Positive definiteness of sample covariance matrix when $ N < p $

covariancecovariance-matrix

Say I have a sample where $ N < p $, where $ N $ denotes the number of observations and $ p $ the number of variables. I know that the rank of the covariance matrix is then at most $ N $. I know that it is not positive definite since it is not invertible. However, I read from Wikipedia that a covariance matrix has to be at least positive semidefinite.

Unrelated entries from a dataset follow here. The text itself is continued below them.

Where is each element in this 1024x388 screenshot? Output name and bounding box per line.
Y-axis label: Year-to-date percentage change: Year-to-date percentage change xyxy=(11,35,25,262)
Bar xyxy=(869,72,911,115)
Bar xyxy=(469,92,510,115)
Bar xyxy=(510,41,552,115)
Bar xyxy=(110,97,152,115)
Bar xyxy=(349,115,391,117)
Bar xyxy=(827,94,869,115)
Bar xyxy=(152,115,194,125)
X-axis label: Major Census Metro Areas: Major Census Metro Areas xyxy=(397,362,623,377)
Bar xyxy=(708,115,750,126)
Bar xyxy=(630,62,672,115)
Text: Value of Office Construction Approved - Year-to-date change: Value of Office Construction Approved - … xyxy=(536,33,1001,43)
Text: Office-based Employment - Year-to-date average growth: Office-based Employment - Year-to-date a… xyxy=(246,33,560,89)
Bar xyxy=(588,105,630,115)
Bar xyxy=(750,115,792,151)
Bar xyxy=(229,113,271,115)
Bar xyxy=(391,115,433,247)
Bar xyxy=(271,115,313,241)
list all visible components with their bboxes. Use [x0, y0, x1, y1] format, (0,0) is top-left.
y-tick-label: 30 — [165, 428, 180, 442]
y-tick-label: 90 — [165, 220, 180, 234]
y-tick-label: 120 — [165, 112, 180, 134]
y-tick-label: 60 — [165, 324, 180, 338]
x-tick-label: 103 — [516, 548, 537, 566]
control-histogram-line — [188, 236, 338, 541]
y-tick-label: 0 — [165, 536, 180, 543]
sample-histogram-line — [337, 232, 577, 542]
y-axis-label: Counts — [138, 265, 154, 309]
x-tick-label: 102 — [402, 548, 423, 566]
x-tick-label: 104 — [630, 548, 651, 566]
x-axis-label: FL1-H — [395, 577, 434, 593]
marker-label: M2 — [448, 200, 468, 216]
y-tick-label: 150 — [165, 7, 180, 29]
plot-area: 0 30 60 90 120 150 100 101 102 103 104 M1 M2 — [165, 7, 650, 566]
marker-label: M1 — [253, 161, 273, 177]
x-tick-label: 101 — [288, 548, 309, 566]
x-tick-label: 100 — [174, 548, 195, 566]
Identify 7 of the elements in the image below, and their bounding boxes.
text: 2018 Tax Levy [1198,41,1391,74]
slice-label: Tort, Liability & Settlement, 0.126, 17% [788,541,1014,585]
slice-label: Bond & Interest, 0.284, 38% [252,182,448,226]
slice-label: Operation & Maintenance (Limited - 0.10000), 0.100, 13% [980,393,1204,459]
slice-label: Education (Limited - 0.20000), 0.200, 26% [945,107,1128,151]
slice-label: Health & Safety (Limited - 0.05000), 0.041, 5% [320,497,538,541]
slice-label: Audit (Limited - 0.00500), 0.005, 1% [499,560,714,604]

Can I deduce positive semidefiniteness from here?

Best Answer

Yes, the sample covariance matrix will still be positive semi-definite.

To see this, note that if $X\in \mathbb{R}^{N\times p}$ is the data matrix (with observations in the rows and variables in the columns), then the sample covariance matrix is $C := \frac{1}{N-1}Y^TY\in \mathbb{R}^{p\times p}$, where $Y\in \mathbb{R}^{N\times p}$ is the matrix $X$ with each column's mean subtracted from that column's entries.

Note that $C$ is symmetric as $C^T = \left( \frac{1}{N-1}Y^TY\right)^T = \frac{1}{N-1}Y^TY=C$.

Also, for any $\mathbf{v}\in\mathbb{R}^{p}$, we have

$$\begin{align*} \mathbf{v}^T C \mathbf{v}&= \frac{1}{N-1}\mathbf{v}^TY^TY\mathbf{v}\\ &= \frac{1}{N-1} \left( Y\mathbf{v}\right)^T Y\mathbf{v}\\ &= \frac{1}{N-1}\left\| Y\mathbf{v}\right\|^{2}\\ &\ge 0. \end{align*} $$

Thus the sample covariance matrix $C$ is positive semi-definite.